Publié le 24 janvier 2011 Mis à jour le 22 avril 2015

Les troubles d'apprentissage qu'il faut différencier d'un simple retard ou d'une immaturité temporaire peuvent survenir dans deux contextes principaux:

  • après une souffrance cérébrale acquise, par exemple après une prématurité, une souffrance périnatale, un traumatisme crânien, une épilepsie, une tumeur cérébrale, une infection (méningite, encéphalite), une maladie vasculaire. Plusieurs secteurs du développement cognitif et affectif peuvent être affectés et se répercuter sur les capacités d'apprentissage;
  • dans le cadre d'un trouble du développement (c'est-à-dire en l'absence de facteur neurologique acquis comme décrit précédemment), avec deux types de troubles:
    • les troubles spécifiques, qui correspondent à une perturbation durable et structurelle (liée à un développement anormal de certaines régions du cerveau). Ces troubles peuvent toucher le langage oral (dysphasie), le langage écrit (dyslexie-dysorthographie), le calcul (dyscalculie), l'activité gestuelle (dyspraxie) ou l'attention et les fonctions exécutives (trouble déficitaire de l'attention avec ou sans hyperactivité).

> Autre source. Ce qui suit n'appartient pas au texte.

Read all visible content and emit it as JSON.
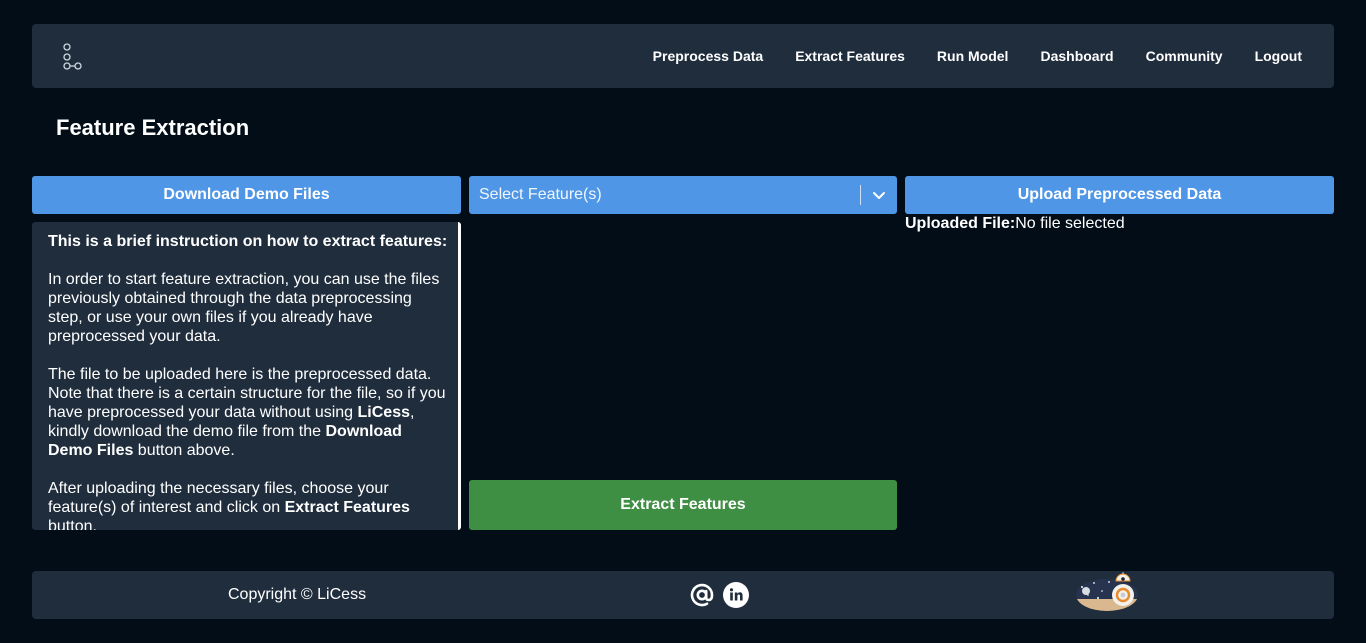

      Ces troubles doivent survenir en l'absence de trouble sensoriel, psychiatrique, de déficience intellectuelle ou de carences éducatives,
    • les troubles d'apprentissage dans un contexte médical identifié (Neurofibromatose de type 1, hypothyroïdie, X fragile, syndromes micro-délétionnels, myopathie de Duchesne...) ou non (retard mental inexpliqué).
       
Dans tous les cas, l'identification de troubles d'apprentissage nécessite une évaluation précise inscrite dans une démarche clinique pluridisciplinaire.